7. If your CA has multiple certificates in a chain, create a bundle.pem that contains all the CA certificates:

   cat rootca.pem rootca1.pem rootca2.pem >>bundle.pem

8. Create a Trusted Certificate PKCS12 file (trust.p12) from the CA file(s). If your CA does not have a certificate chain, replace bundle.pem with rootca.pem:

   openssl pkcs12 -export -out trust.p12 -nokeys -in bundle.pem

   When prompted enter and verify the Export Password.

   Note:

   Setting an export password is mandatory.
9. Create a Server Certificate PKCS12 file (cert.p12). If your CA does not have a certificate chain, replace bundle.pem with rootca.pem in the following command :

   openssl pkcs12 -export -out cert.p12 -inkey oaa.key -in oaa.pem -chain -CAfile bundle.pem

   When prompted enter and verify the Export Password.

   Note:

   Setting an export password is mandatory.
10. Copy the cert.p12 and trust.p12 to the <WORKDIR>, for example:

    cp /workdir/oaassl/*.p12 /workdir/

Note:

In releases prior to December 24 you also had to import the OAM certificates to the trust.p12. From December 24 onwards, this action is no longer required as the installation will download the correct certificates from OAM and import them for you.

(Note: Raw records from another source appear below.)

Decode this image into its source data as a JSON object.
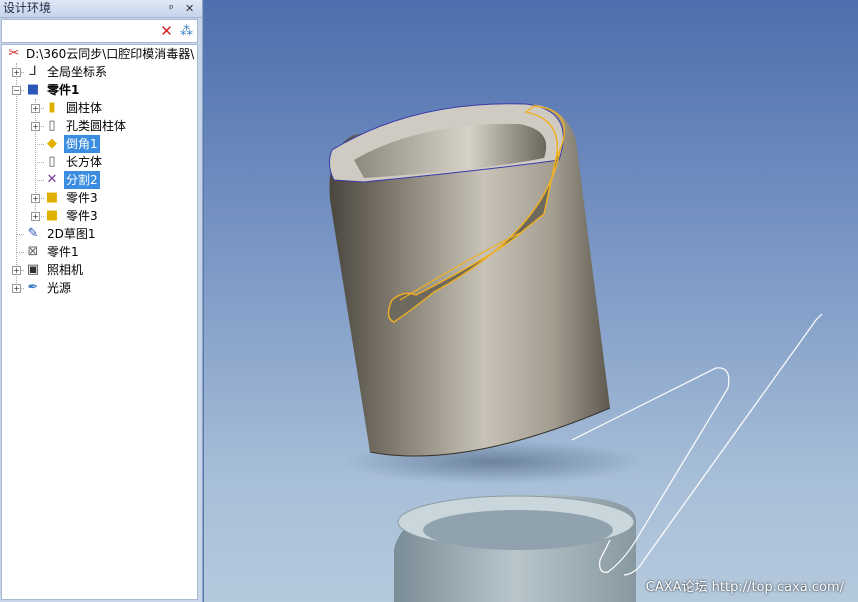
{
  "panel": {
    "title": "设计环境",
    "pin_glyph": "ᵖ",
    "close_glyph": "✕"
  },
  "toolbar": {
    "delete_glyph": "✕",
    "filter_glyph": "⁂"
  },
  "tree": {
    "root": "D:\\360云同步\\口腔印模消毒器\\",
    "items": [
      {
        "label": "全局坐标系"
      },
      {
        "label": "零件1"
      },
      {
        "label": "圆柱体"
      },
      {
        "label": "孔类圆柱体"
      },
      {
        "label": "倒角1"
      },
      {
        "label": "长方体"
      },
      {
        "label": "分割2"
      },
      {
        "label": "零件3"
      },
      {
        "label": "零件3"
      },
      {
        "label": "2D草图1"
      },
      {
        "label": "零件1"
      },
      {
        "label": "照相机"
      },
      {
        "label": "光源"
      }
    ]
  },
  "viewport": {
    "watermark": "CAXA论坛 http://top.caxa.com/"
  },
  "colors": {
    "viewport_top": "#4d6eae",
    "viewport_bottom": "#b5c9dd",
    "selection": "#3a8de0",
    "highlight_edge": "#f0b020"
  }
}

5.1.9.2 Configuration Checkpoint

1. Before proceeding make sure you have the following information:

   Note:

   If you intend to use self-signed certificates created by the installation, you can ignore this section.

   Variable	Your Value	Sample Value	Description
   <USER_CERT_P12>		/workdir/cert.p12	The location of the <WORKDIR>/cert.p12 on the <INSTALL_HOST>. This is only required if you generated third party certificates.
   <USER_CERT_P12_PWD>		password	The password for the cert.p12. This is only required if you generated third party certificates.
   <TRUST_CERT_P12>		/workdir/trust.p12	The location of the <WORKDIR>/trust.p12 on the <INSTALL_HOST>. This is only required if you generated third party certificates.
   <TRUST_CERT_P12_PWD>		password	The password for the trust.p12. This is only required if you generated third party certificates.